Since becoming the artistic director of the Public Theater in 2005, Oskar Eustis has cultivated an astounding number of theatrical successes, from the Tony-winning Fun Home to that blockbuster Founding Father phenomenon, Hamilton. Recently, Eustis’s focus has been geared toward commemorating the 400th anniversary of William Shakespeare’s death, and the program he’s devised — which includes an all-female staging of The Taming of the Shrew — makes for nothing less than one of the Public’s most provocative Shakespeare in the Park seasons yet. Here, Oskar talks with the Voice about why Shakespeare still matters; the ways Shrew speaks to transgender issues; and how theater, when done Eustis’s way, can make the world a more civilized, equitable place.
Why should we care about Shakespeare in 2016?
In terms of the depth and complexity of his characterizations, his placement of individuals in society, and the beauty of his language, he’s never been rivaled. Of course, to some extent, his achievements are a result of his moment in history. All classes — aristocrats, illiterate groundlings, Oxford graduates, the queen — gathered simultaneously to watch his secular plays. His audiences were the most democratic in the Western world, and he wrote plays that reflected that audience back at them. In doing so, he created a democratic resonance in the work itself: When people gain familiarity with Shakespeare, they then feel like they belong to society in a way that is crucial to their sense of citizenship.
One of the plays you plan to stage this summer is The Taming of the Shrew. What is there to gain by staging one of Shakespeare’s most controversial plays?
I have never directed or produced Shrew in my forty-plus years working in the theater, because I’ve never been able to get my mind around how to do it in a way that I would be able to stand on. Fortunately, Phyllida Lloyd came into my life. She proposed the idea of an all-female Shrew, and it became clear that, in Phyllida’s hands, this play [would] not be a celebration of misogyny and wife-beating but an examination of those things. When you have an entire female cast doing this play — including women playing men — you’re creating this perception that gender roles are not biologically determined but actual roles that people play. This destabilizing of the idea of gender is not only beautiful — it fits so much into what’s happening now in the transgender movement. That’s very exciting, and I think it’s making Shrew producible in a way that it hasn’t been in years.
Your ideas about what theater can do remind me of Joseph Papp, the Public’s founder, who aimed to create a democratic theater. How does your vision match up with his?

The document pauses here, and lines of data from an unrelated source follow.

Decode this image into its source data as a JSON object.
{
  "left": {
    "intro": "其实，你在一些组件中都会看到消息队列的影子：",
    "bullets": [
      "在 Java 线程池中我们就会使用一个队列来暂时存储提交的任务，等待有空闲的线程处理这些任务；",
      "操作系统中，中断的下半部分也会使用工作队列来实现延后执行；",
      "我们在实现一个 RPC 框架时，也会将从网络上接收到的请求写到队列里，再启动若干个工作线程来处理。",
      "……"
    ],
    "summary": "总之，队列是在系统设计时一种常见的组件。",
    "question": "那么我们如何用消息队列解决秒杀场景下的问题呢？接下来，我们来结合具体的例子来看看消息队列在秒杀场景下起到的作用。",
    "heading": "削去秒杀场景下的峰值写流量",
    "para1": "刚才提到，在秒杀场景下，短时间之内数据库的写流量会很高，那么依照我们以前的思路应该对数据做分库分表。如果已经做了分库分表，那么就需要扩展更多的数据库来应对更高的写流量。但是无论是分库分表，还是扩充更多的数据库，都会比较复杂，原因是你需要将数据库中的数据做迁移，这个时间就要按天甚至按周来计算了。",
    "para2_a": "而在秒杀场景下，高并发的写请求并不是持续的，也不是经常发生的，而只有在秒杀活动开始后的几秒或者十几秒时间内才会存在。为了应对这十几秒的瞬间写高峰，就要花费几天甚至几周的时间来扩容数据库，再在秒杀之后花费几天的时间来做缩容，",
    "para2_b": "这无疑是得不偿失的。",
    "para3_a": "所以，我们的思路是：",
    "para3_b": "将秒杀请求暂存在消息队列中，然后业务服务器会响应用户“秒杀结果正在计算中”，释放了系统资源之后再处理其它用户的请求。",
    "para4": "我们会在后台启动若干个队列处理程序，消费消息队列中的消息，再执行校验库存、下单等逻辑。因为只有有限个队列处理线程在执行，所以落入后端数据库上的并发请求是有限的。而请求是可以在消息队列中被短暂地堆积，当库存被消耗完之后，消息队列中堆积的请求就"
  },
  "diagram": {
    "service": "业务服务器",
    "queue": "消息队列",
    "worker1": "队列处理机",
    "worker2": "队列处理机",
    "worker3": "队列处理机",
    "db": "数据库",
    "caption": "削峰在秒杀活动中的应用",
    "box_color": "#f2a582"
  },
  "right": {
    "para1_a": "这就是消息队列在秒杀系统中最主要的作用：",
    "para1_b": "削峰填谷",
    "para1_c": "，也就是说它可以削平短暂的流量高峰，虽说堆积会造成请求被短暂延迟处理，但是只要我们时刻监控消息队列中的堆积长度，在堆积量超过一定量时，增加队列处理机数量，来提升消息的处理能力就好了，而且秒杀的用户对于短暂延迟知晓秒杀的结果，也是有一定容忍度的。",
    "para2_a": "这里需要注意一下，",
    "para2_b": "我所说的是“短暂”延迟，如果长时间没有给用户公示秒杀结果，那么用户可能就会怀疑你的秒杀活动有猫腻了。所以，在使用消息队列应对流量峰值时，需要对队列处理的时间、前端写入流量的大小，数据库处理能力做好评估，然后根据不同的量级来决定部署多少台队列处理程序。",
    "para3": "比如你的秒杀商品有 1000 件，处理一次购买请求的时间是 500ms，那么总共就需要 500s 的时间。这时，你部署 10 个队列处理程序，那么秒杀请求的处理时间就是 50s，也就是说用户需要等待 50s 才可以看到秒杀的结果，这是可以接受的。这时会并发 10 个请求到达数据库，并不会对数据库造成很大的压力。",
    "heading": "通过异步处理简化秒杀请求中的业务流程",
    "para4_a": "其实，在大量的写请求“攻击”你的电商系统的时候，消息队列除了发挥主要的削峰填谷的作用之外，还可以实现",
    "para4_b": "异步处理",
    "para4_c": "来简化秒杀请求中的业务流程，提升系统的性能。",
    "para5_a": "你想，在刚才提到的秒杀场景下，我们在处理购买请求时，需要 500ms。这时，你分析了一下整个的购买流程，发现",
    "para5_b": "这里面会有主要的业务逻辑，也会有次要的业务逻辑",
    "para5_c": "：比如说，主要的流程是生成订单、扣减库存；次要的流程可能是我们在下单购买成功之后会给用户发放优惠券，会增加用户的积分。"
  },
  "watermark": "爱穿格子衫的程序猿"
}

My job has never been to change the mission of the Public. What I do is figure out how to execute its mission in 2016 so that it has maximum impact on the culture. With Shakespeare in the Park, we have a success story. But that success causes problems. Now that we’ve removed economic barriers to the theater by offering free tickets, people have to wait in line for over six hours — sometimes overnight — to get tickets. So a program that was meant to provide access to everybody is actually preventing some people from attending.
What are your plans for getting around those barriers?
If we’re going to reach all the people we want to reach, we have to go to them. One way to do that is through the revival of the Public’s Mobile Unit [which recently mounted a tour of Romeo and Juliet]. It tours to parks, prisons, halfway houses, homeless shelters, and community centers in all five boroughs. The audience we reach this way is an exact match of the demographics of New York City; it’s full of people of all races and economic levels.
Shakespeare in the Park programs are now nationwide. If the people who run them were to look at the Public as a model, what would you hope they see?
The core idea I hope we can model is that the theater should not be considered a luxury good — even though, of course, we were responsible for Hamilton. What we want is for the theater to be seen as a right to citizens the way the public library system is a right. At one time, it was a radical idea that you should have all the great books of the world housed in a building, with people able to walk in and take them out for a week. But eventually, the idea of the free availability of books became an important building block of civilization. Ideally, that’s where we’ll end up with the theater. But it’s a struggle; we’re living in a time when the market seems to determine the value of everything. But it’s a fight that’s worth it.